The project for construction of the Turkmenistan-Afghanistan-Pakistan-India (TAPI) gas pipeline is currently the most advanced among the other alternatives.
The countries interested in the construction of TAPI pipeline believe that its construction can start in 2015, according to Trend news agency.
The issue of construction of TAPI pipeline was discussed during the recent meeting of Turkmenistan’s President Gurbanguly Berdimuhammadov with India’s Foreign Minister Sushma Swaraj in Ashgabat.
“TAPI is designed to make a significant contribution to the sustainable socio-economic development of Asian countries and in general, allow to strengthen the global energy security by becoming a genuine bridge of peace, friendship and long-term cooperation in the Eurasian continent,” said the message earlier released by the Turkmen government.
Currently, all the countries involved in the project should choose the company which will become the leader of the consortium, able to seek financial resources, sign a long term contract and purchase a considerable share in the already established TAPI Ltd.
TAPI Ltd operating company includes Turkmengaz State Concern, Afghan Gas Corporation, Pakistan’s “Inter State Gas Systems (Private) Limited” and Indian “GAIL (India) Limited” with equal shares.

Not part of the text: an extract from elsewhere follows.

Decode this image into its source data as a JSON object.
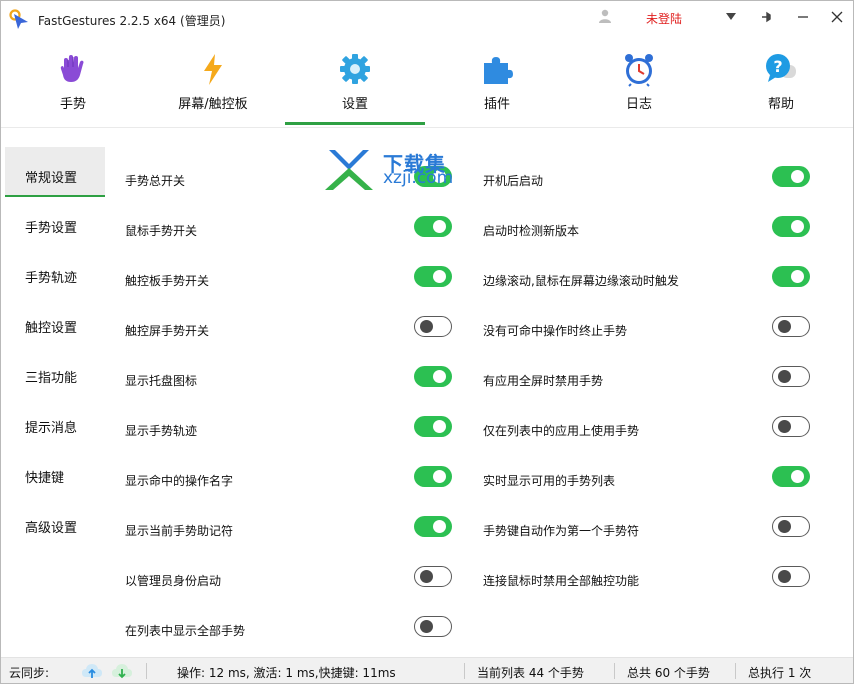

The parties have already entered into transactions for the sale of gas, sources of raw materials of the pipeline have been defined as well, including Galkynysh, the second largest gas field in the world.
This ambitious project is promoted by the Asian Development Bank (ADB), which plays the role of its transaction advisor. The ADB has long confirmed its commitment to the project. The bank experts believe that the pipeline has enormous potential in the field of not only sub-regional cooperation but also economic development of the region.
Indeed, this pipeline will connect the energy deficient South Asia with Central Asian countries rich in energy resources. It is believed that the project will provide a less expensive and clean energy, make a profit, which can be used to reduce poverty in the region and contribute to the regional stability through joint ownership of the project.
The basic document for the promotion of TAPI project is the Ashgabat interstate agreement of the state parties on the commencement of the practical implementation of the TAPI project signed in late 2010.
The design capacity of TAPI is 33 billion cubic meters of natural gas per year. The estimated length is 1,735 kilometres.
It is expected that the pipeline will extend from the largest gas field in Turkmenistan, Galkhynysh, through the Afghan cities of Herat and Kandahar to the Fazilka settlement on the Pakistani-Indian border.
The estimated cost of the project varies between $6 billion and $10 billion. The issue of ensuring safety of the highway, a considerable part of which passes through unstable Afghanistan, remains an open question.